Wharton Esherick, known for his exquisite mid-century designs was a woodworker that created expressionistic furniture and interiors. He focused on the shape of his creations, treating each piece as a unique sculpture. He created curvilinear free-form designs that elicited fluid movement and emotion. His approach garnered him significant recognition for bridging the gap between art and craft.
His wooden art spans a fifty year period from 1920 until his death in 1970. Though, it was not until around 1930, when he was in his 40’s that his emphasis turned to furniture design. He spent his early years painting Cubist and Impressionist landscapes and portraits, as well as, designing prints, posters and theater sets.
Wharton Esherick has been called the link between the Arts and Crafts Movement and the revival of furniture making following World War II. His legacy lies as the dean of American craftsmen and the pioneer of the Studio Furniture Movement where he was joined by George Nakashima, Sam Maloof, James Krenov, Tage Frid, and later, Wendell Castle.
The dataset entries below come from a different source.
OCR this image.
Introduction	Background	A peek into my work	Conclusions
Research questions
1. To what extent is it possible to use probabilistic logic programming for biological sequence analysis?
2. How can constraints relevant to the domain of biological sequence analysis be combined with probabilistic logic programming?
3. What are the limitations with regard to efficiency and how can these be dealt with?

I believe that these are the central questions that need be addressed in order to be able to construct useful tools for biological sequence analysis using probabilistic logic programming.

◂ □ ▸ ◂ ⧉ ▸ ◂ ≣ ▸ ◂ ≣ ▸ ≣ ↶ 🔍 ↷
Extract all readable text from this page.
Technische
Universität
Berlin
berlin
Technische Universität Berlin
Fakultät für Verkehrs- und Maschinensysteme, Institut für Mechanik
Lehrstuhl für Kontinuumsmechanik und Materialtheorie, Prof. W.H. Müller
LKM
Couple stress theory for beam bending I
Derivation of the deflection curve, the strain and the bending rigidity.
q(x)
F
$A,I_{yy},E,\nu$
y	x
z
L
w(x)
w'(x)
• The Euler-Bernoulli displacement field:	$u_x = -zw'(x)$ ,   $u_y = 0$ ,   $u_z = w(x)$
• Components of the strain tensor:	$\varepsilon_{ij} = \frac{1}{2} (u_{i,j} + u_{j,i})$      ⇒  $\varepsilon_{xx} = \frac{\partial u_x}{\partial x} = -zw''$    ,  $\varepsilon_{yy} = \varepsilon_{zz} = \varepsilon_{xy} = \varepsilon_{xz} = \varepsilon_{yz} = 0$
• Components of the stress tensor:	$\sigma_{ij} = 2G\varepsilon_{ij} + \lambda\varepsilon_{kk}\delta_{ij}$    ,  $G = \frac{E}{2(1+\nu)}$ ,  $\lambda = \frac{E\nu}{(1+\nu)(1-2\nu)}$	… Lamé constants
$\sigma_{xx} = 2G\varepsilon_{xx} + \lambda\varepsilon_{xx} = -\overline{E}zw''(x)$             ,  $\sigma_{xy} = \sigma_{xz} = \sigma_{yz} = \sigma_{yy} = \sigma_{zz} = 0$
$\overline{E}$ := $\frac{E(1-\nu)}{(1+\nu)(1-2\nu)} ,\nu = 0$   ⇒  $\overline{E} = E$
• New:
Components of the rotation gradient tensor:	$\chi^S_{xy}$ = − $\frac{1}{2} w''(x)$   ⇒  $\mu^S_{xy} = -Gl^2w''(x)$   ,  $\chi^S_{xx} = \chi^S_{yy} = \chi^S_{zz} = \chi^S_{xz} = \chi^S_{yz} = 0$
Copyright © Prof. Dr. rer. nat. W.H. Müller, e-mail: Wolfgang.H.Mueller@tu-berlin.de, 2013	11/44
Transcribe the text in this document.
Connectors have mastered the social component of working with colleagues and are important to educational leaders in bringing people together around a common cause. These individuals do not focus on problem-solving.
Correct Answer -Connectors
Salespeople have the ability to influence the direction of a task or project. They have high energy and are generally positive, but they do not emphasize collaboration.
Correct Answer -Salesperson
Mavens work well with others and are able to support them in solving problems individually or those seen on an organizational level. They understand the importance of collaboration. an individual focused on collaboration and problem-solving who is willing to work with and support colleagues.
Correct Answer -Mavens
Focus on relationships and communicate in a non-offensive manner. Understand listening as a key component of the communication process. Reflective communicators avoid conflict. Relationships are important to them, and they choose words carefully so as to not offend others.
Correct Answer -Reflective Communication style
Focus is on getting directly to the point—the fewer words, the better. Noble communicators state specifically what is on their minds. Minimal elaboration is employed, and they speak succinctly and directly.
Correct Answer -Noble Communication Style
His hilltop studio/residence, now a National Historic Landmark for Architecture, has been transformed into a museum in Paoli, PA featuring more than 200 pieces of his works. It has been preserved to resemble what it looked like when Esherick lived and worked there. The museum is open to the public through guided tours by appointment.
Currently twenty pieces from the Wharton Esherick Museum will be on view at the LongHouse Reserve in East Hampton through October 8, 2011.